Meine Tage – meine Erinnerungen

Ich begann mein digitales Tagebuch zu führen, als ich 50 Jahre alt wurde und beschloss, ein paar Monate frei zu nehmen. Meine Absicht war, dass ich jeden Tag festhalte, was ich tue, um sicherzustellen, dass ich die Zeit weise und zielgerichtet nutze und keinen einzigen Tag vergehen lasse, ohne etwas “Besonderes” zu machen oder zu erleben.

Was mit einem 3-monatigen Projekt begann, hat sich nun über mehrere Jahre hinweg zur Gewohnheit entwickelt, nämlich jeden Tag eine Erinnerung zu erfassen.
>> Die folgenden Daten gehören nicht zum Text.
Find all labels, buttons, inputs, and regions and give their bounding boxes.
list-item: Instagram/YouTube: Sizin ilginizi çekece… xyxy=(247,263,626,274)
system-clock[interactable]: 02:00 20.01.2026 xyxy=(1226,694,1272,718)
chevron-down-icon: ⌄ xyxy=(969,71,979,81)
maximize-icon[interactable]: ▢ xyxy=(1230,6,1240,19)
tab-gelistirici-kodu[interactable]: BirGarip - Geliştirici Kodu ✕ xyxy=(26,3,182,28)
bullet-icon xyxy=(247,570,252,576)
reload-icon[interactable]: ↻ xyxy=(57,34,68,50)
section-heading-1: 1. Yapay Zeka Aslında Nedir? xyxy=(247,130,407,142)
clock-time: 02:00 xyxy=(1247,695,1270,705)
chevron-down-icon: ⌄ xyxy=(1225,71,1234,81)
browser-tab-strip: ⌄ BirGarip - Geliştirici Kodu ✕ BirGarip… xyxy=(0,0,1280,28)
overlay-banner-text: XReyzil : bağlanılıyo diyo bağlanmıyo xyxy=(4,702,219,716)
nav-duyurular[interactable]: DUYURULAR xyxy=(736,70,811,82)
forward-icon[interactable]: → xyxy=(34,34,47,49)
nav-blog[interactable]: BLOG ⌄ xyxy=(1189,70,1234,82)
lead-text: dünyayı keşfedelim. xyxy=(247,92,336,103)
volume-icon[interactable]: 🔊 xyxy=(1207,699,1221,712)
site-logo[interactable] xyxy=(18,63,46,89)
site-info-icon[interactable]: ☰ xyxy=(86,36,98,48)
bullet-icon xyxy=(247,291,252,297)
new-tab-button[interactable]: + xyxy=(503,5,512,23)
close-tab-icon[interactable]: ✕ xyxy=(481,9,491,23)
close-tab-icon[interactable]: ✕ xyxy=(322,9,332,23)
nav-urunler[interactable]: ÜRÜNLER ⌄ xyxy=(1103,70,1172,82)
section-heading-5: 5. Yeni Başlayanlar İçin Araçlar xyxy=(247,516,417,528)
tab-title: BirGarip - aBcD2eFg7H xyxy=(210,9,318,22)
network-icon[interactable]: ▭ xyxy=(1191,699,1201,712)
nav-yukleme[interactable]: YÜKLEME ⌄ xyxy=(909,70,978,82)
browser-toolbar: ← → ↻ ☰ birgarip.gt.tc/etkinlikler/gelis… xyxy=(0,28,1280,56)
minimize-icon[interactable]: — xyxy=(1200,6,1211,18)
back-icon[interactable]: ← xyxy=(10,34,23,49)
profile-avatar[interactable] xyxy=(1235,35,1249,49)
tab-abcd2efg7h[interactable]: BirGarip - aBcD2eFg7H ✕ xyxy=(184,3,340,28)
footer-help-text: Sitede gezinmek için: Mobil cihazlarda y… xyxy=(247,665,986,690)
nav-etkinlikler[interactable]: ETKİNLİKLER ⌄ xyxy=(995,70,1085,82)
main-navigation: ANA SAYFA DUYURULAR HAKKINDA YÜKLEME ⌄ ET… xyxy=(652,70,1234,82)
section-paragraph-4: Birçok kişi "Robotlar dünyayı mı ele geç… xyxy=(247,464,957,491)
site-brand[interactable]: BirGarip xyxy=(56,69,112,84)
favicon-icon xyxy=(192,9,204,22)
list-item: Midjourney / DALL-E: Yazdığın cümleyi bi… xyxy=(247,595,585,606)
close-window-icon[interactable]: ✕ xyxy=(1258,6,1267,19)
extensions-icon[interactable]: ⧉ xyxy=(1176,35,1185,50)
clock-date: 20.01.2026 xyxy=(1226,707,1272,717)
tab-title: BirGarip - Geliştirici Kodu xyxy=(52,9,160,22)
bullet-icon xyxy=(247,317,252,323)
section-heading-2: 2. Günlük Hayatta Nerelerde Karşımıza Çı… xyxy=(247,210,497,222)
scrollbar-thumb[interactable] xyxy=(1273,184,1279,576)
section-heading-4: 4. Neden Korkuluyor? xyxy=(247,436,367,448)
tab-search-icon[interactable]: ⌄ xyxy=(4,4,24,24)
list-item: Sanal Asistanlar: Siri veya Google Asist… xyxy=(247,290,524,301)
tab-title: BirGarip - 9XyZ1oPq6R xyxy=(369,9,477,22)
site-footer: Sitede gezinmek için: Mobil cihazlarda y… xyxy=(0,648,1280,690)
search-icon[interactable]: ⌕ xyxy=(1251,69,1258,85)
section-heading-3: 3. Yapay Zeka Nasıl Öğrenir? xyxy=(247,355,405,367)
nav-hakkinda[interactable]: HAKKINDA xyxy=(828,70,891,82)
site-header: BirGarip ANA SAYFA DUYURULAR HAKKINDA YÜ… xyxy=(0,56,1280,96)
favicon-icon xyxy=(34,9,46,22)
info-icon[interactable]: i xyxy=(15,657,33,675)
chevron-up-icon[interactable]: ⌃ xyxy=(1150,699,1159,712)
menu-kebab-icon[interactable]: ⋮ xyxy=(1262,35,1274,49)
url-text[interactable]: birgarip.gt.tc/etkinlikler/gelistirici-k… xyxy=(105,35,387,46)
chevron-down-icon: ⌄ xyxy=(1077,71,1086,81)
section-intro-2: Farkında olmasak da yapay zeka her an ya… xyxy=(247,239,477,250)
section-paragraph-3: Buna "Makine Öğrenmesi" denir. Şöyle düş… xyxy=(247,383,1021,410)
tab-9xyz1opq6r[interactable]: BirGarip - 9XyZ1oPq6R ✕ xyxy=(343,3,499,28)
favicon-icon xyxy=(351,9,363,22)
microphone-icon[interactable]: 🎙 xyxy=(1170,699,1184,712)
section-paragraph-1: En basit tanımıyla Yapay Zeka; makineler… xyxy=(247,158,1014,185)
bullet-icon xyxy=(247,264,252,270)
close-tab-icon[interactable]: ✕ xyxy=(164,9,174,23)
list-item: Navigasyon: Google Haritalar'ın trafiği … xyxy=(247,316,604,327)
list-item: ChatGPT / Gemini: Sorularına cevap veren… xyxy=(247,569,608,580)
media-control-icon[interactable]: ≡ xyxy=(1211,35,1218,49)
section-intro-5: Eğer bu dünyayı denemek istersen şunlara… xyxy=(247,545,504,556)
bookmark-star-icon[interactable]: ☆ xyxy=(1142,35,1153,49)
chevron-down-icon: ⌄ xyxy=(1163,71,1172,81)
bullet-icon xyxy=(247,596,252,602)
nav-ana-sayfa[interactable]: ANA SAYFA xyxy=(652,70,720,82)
Oft ist es sehr einfach und offensichtlich, was ich am Ende des Tages als Erinnerung behalten möchte und die wenigen Minuten, in denen ich ein Bild auswähle und ein paar Zeilen schreibe, geben mir Freude, Zufriedenheit und lassen mich den Tag mit einem schönen Ritual ausklingen.

Manchmal ist es jedoch auch nicht ganz so einfach, weil es aussieht als wäre nichts Spezielles oder Erfreuliches passiert. Ein paar Minuten zum Nachdenken zu nehmen hilft immer, etwas (meist kleines) zum Erinnern zu finden, oder ich finde etwas Positives, obwohl îch den Tag eher als eine Belastung empfunden habe. Es hilft mir, unangenehme Situationen besser zu verarbeiten und meinen inneren Frieden und Gleichgewicht zu finden, bevor ich ins Bett gehe.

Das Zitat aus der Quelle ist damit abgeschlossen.